Labor leader Anthony Albanese will call for a new focus on fairness in the recovery from the coronavirus crisis, naming housing construction and local manufacturing as two priorities in his economic agenda.

…In a major speech in Parliament House on Monday, the Labor leader will instead describe the crisis as a “once in a political lifetime” chance to reshape the economy to create better jobs.

The draft speech includes calls for sweeping investments in social housing to boost construction jobs, more heavy manufacturing to be kept within the country and a plan for high-speed rail to help ease pressure on the big cities.

…“It’s no time for a ‘snap back’ to the Liberal agenda of cutting services, suppressing wages and undermining job security.

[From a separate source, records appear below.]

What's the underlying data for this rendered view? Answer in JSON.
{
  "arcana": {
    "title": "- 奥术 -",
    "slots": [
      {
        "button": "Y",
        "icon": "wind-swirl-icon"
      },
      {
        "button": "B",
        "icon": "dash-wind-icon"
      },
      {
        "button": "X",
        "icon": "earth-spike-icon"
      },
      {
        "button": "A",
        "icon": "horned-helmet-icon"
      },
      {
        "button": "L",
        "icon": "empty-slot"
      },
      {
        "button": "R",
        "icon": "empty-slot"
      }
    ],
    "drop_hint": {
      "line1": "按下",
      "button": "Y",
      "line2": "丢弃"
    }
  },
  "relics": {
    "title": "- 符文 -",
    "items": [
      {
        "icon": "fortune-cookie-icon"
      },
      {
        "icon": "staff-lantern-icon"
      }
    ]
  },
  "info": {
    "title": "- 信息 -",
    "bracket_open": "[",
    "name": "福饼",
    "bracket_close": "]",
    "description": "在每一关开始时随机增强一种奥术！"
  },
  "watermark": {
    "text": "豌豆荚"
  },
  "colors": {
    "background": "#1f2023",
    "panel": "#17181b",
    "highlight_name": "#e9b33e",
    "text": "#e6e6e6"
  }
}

…Asked last week about Labor policies at the last election, Mr Albanese said the party’s franking credits policy was “off the agenda” for the next election.

…“With regard to negative gearing and those issues, we made it clear as well that there will be no impact on any existing arrangements.”

I interpreted that to mean negative gearing reform would be scrapped but a reader pointed out that it is not. It is consistent with a negative gearing reform policy that includes grandfathering.

In that case, the Albo plan starts to make a lot more sense. Negative gearing is the key policy distortion in the Aussie economy, driving misallocated capital and low productivity by promoting useless house price speculation over productive investment.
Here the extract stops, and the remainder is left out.